Beşiktaş’ta şu an mutsuz bir günüm oldu. Şenol Güneş doğrudan benimle iletişim kurup bana duyduğu güveni anlattı. Bana, “Senin neler yapabileceğini biliyorum ama fiziksel olarak üst düzey seviyede olursan bunları yaparsın” demişti. Jupp Heynckes de aynı şeyleri bana söylemişti. Şenol Güneş’in bana duyduğu güvenle beraber elimden gelen gayreti gösterdim.

Takım arkadaşlarımız gol bölgesinde birbirine pas veriyorsa kötü bir durum değildir. Büyük takımlar 10 pozisyona giriyorsa, küçük takımlar 2-3 tane girer. Ve doğal olarak daha çok gol kaçırıyoruz. Ama kaçan pozisyonları konuşuyoruz. Oyun 2-0 ise ve pozisyonlar buluyorsanız 3-0, 4-0 yapmalısınız. Eskişehirspor maçında tehlikeli bir durum olabilirdi ama bunun üzerine sürekli çalışıyoruz.

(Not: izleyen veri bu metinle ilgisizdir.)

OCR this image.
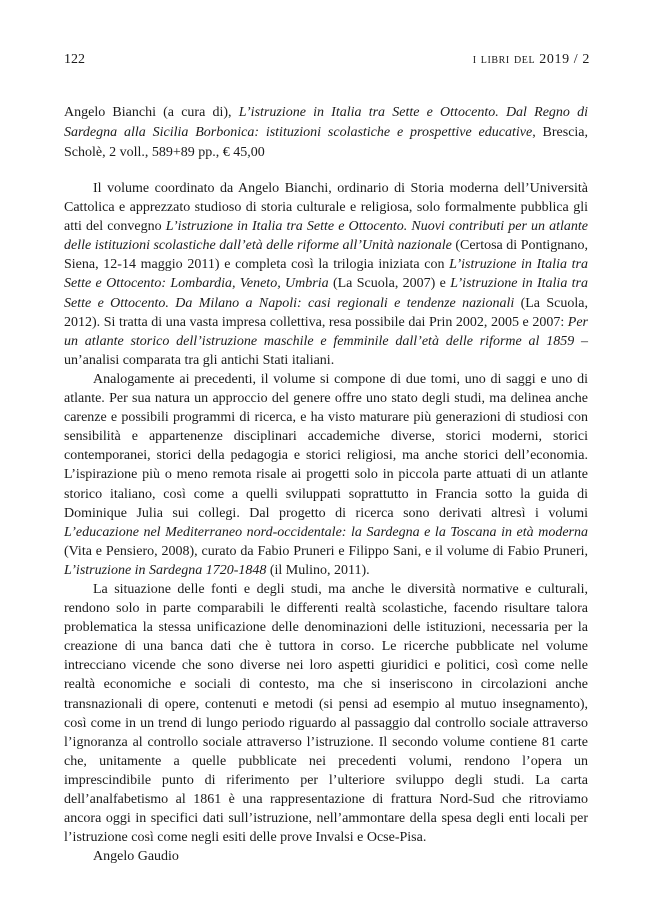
122	i libri del 2019 / 2
Angelo Bianchi (a cura di), L’istruzione in Italia tra Sette e Ottocento. Dal Regno di Sardegna alla Sicilia Borbonica: istituzioni scolastiche e prospettive educative, Brescia, Scholè, 2 voll., 589+89 pp., € 45,00

Il volume coordinato da Angelo Bianchi, ordinario di Storia moderna dell’Università Cattolica e apprezzato studioso di storia culturale e religiosa, solo formalmente pubblica gli atti del convegno L’istruzione in Italia tra Sette e Ottocento. Nuovi contributi per un atlante delle istituzioni scolastiche dall’età delle riforme all’Unità nazionale (Certosa di Pontignano, Siena, 12-14 maggio 2011) e completa così la trilogia iniziata con L’istruzione in Italia tra Sette e Ottocento: Lombardia, Veneto, Umbria (La Scuola, 2007) e L’istruzione in Italia tra Sette e Ottocento. Da Milano a Napoli: casi regionali e tendenze nazionali (La Scuola, 2012). Si tratta di una vasta impresa collettiva, resa possibile dai Prin 2002, 2005 e 2007: Per un atlante storico dell’istruzione maschile e femminile dall’età delle riforme al 1859 – un’analisi comparata tra gli antichi Stati italiani.

Analogamente ai precedenti, il volume si compone di due tomi, uno di saggi e uno di atlante. Per sua natura un approccio del genere offre uno stato degli studi, ma delinea anche carenze e possibili programmi di ricerca, e ha visto maturare più generazioni di studiosi con sensibilità e appartenenze disciplinari accademiche diverse, storici moderni, storici contemporanei, storici della pedagogia e storici religiosi, ma anche storici dell’economia. L’ispirazione più o meno remota risale ai progetti solo in piccola parte attuati di un atlante storico italiano, così come a quelli sviluppati soprattutto in Francia sotto la guida di Dominique Julia sui collegi. Dal progetto di ricerca sono derivati altresì i volumi L’educazione nel Mediterraneo nord-occidentale: la Sardegna e la Toscana in età moderna (Vita e Pensiero, 2008), curato da Fabio Pruneri e Filippo Sani, e il volume di Fabio Pruneri, L’istruzione in Sardegna 1720-1848 (il Mulino, 2011).

La situazione delle fonti e degli studi, ma anche le diversità normative e culturali, rendono solo in parte comparabili le differenti realtà scolastiche, facendo risultare talora problematica la stessa unificazione delle denominazioni delle istituzioni, necessaria per la creazione di una banca dati che è tuttora in corso. Le ricerche pubblicate nel volume intrecciano vicende che sono diverse nei loro aspetti giuridici e politici, così come nelle realtà economiche e sociali di contesto, ma che si inseriscono in circolazioni anche transnazionali di opere, contenuti e metodi (si pensi ad esempio al mutuo insegnamento), così come in un trend di lungo periodo riguardo al passaggio dal controllo sociale attraverso l’ignoranza al controllo sociale attraverso l’istruzione. Il secondo volume contiene 81 carte che, unitamente a quelle pubblicate nei precedenti volumi, rendono l’opera un imprescindibile punto di riferimento per l’ulteriore sviluppo degli studi. La carta dell’analfabetismo al 1861 è una rappresentazione di frattura Nord-Sud che ritroviamo ancora oggi in specifici dati sull’istruzione, nell’ammontare della spesa degli enti locali per l’istruzione così come negli esiti delle prove Invalsi e Ocse-Pisa.

Angelo Gaudio
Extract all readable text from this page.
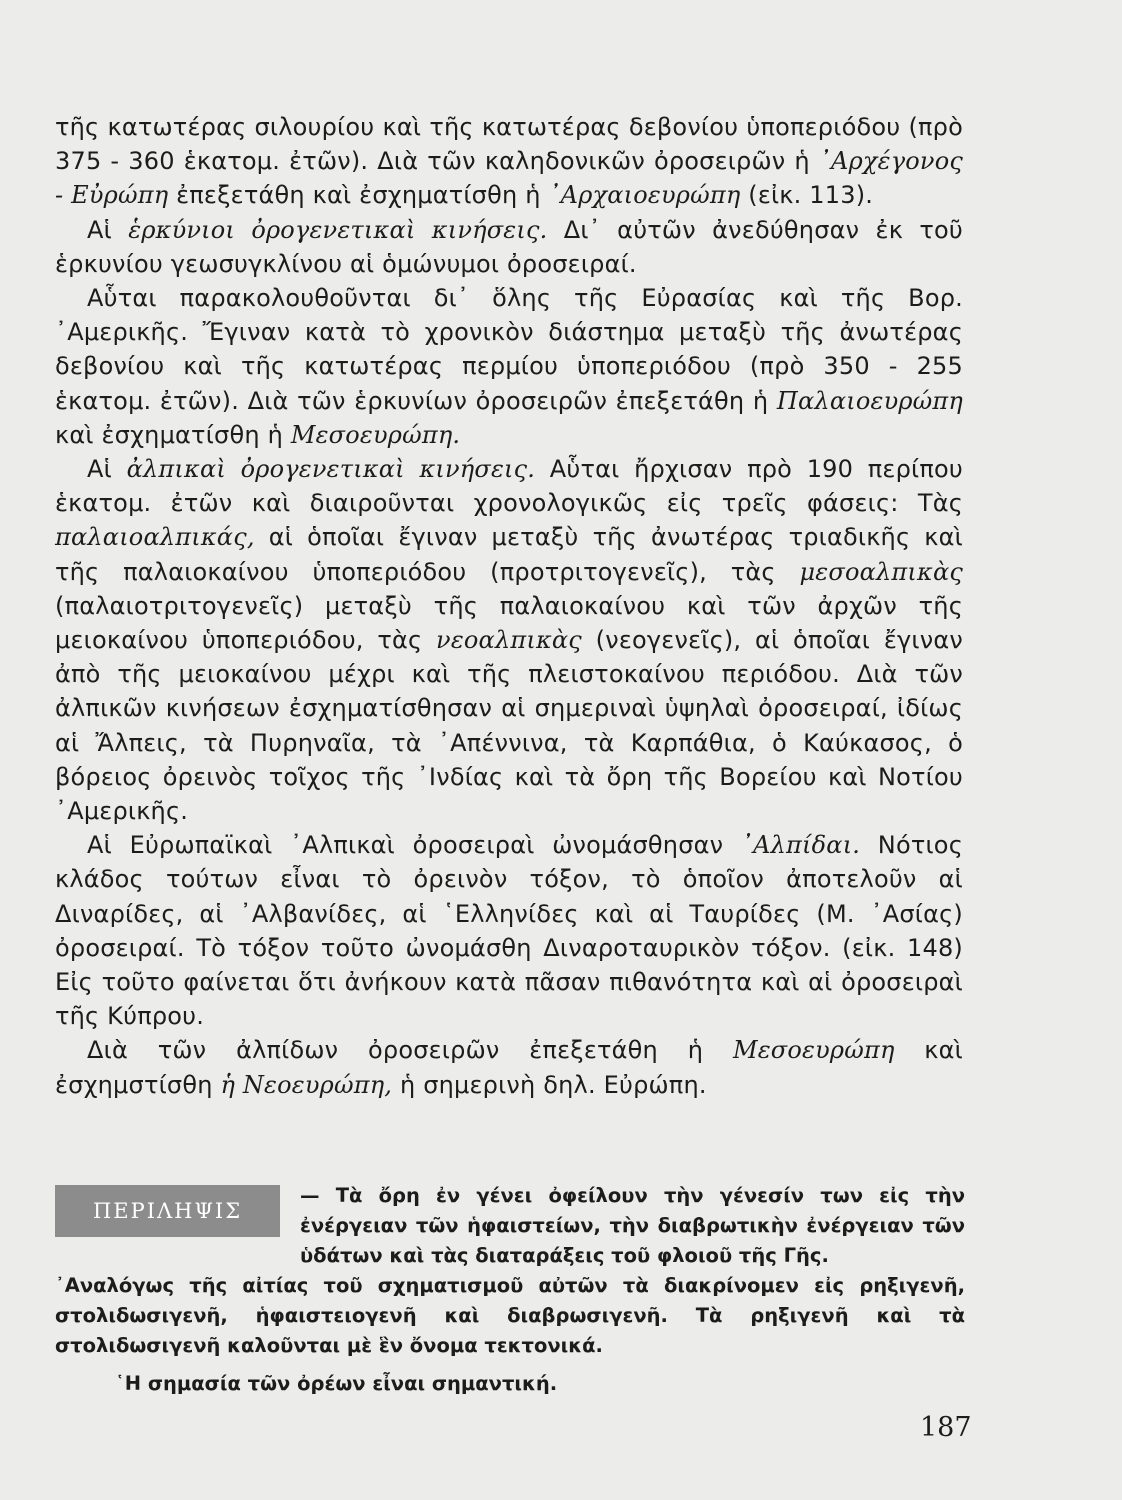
τῆς κατωτέρας σιλουρίου καὶ τῆς κατωτέρας δεβονίου ὑποπεριόδου (πρὸ 375 - 360 ἑκατομ. ἐτῶν). Διὰ τῶν καληδονικῶν ὀροσειρῶν ἡ ᾿Αρχέγονος - Εὐρώπη ἐπεξετάθη καὶ ἐσχηματίσθη ἡ ᾿Αρχαιοευρώπη (εἰκ. 113).

Αἱ ἑρκύνιοι ὀρογενετικαὶ κινήσεις. Δι᾿ αὐτῶν ἀνεδύθησαν ἐκ τοῦ ἑρκυνίου γεωσυγκλίνου αἱ ὁμώνυμοι ὀροσειραί.

Αὗται παρακολουθοῦνται δι᾿ ὅλης τῆς Εὐρασίας καὶ τῆς Βορ. ᾿Αμερικῆς. Ἔγιναν κατὰ τὸ χρονικὸν διάστημα μεταξὺ τῆς ἀνωτέρας δεβονίου καὶ τῆς κατωτέρας περμίου ὑποπεριόδου (πρὸ 350 - 255 ἑκατομ. ἐτῶν). Διὰ τῶν ἑρκυνίων ὀροσειρῶν ἐπεξετάθη ἡ Παλαιοευρώπη καὶ ἐσχηματίσθη ἡ Μεσοευρώπη.

Αἱ ἀλπικαὶ ὀρογενετικαὶ κινήσεις. Αὗται ἤρχισαν πρὸ 190 περίπου ἑκατομ. ἐτῶν καὶ διαιροῦνται χρονολογικῶς εἰς τρεῖς φάσεις: Τὰς παλαιοαλπικάς, αἱ ὁποῖαι ἔγιναν μεταξὺ τῆς ἀνωτέρας τριαδικῆς καὶ τῆς παλαιοκαίνου ὑποπεριόδου (προτριτογενεῖς), τὰς μεσοαλπικὰς (παλαιοτριτογενεῖς) μεταξὺ τῆς παλαιοκαίνου καὶ τῶν ἀρχῶν τῆς μειοκαίνου ὑποπεριόδου, τὰς νεοαλπικὰς (νεογενεῖς), αἱ ὁποῖαι ἔγιναν ἀπὸ τῆς μειοκαίνου μέχρι καὶ τῆς πλειστοκαίνου περιόδου. Διὰ τῶν ἀλπικῶν κινήσεων ἐσχηματίσθησαν αἱ σημεριναὶ ὑψηλαὶ ὀροσειραί, ἰδίως αἱ Ἄλπεις, τὰ Πυρηναῖα, τὰ ᾿Απέννινα, τὰ Καρπάθια, ὁ Καύκασος, ὁ βόρειος ὀρεινὸς τοῖχος τῆς ᾿Ινδίας καὶ τὰ ὄρη τῆς Βορείου καὶ Νοτίου ᾿Αμερικῆς.

Αἱ Εὐρωπαϊκαὶ ᾿Αλπικαὶ ὀροσειραὶ ὠνομάσθησαν ᾿Αλπίδαι. Νότιος κλάδος τούτων εἶναι τὸ ὀρεινὸν τόξον, τὸ ὁποῖον ἀποτελοῦν αἱ Διναρίδες, αἱ ᾿Αλβανίδες, αἱ ῾Ελληνίδες καὶ αἱ Ταυρίδες (Μ. ᾿Ασίας) ὀροσειραί. Τὸ τόξον τοῦτο ὠνομάσθη Διναροταυρικὸν τόξον. (εἰκ. 148) Εἰς τοῦτο φαίνεται ὅτι ἀνήκουν κατὰ πᾶσαν πιθανότητα καὶ αἱ ὀροσειραὶ τῆς Κύπρου.

Διὰ τῶν ἀλπίδων ὀροσειρῶν ἐπεξετάθη ἡ Μεσοευρώπη καὶ ἐσχημστίσθη ἡ Νεοευρώπη, ἡ σημερινὴ δηλ. Εὐρώπη.

ΠΕΡΙΛΗΨΙΣ

— Τὰ ὄρη ἐν γένει ὀφείλουν τὴν γένεσίν των εἰς τὴν ἐνέργειαν τῶν ἡφαιστείων, τὴν διαβρωτικὴν ἐνέργειαν τῶν ὑδάτων καὶ τὰς διαταράξεις τοῦ φλοιοῦ τῆς Γῆς.

᾿Αναλόγως τῆς αἰτίας τοῦ σχηματισμοῦ αὐτῶν τὰ διακρίνομεν εἰς ρηξιγενῆ, στολιδωσιγενῆ, ἡφαιστειογενῆ καὶ διαβρωσιγενῆ. Τὰ ρηξιγενῆ καὶ τὰ στολιδωσιγενῆ καλοῦνται μὲ ἓν ὄνομα τεκτονικά.

῾Η σημασία τῶν ὀρέων εἶναι σημαντική.

187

Cenk çok iyi bir insan ve golcü. Almanca diyalog kuruyoruz. Sezon içinde birlikte oynamamız gereken maçlar da olacak. Birbirimize yardımcı olacağız. Çok iyi bir karakter kendisi.

Buraya gelmeden herkes taraftarımızın özel olduğunu anlatmışlardı. Çok fazla gürültü çıkartıyorlar. 80 bin kişilik stada 40 bin kişi geldiğinde bile çok fazla ses çıkıyor. Fenerbahçe maçı 2-2 devam ederken çok büyük destek verdiler ve onlarla beraber sonuca gittik. Takımda herkes

Beşiktaş için oynuyor. Beni besleyen iyi oyuncuların olması çok önemli. Bana çok iyi final pasları veriyorlar. Bunu herkese yapıyorlar... Çok daha iyisini yapabiliriz. O kapasiteye sahibiz. Şu ana kadar iyi bir iş çıkarttığımızı düşünüyorum. İyi bir grup haline geldik. Oyuncular değişti ve iyi oyun devam etti."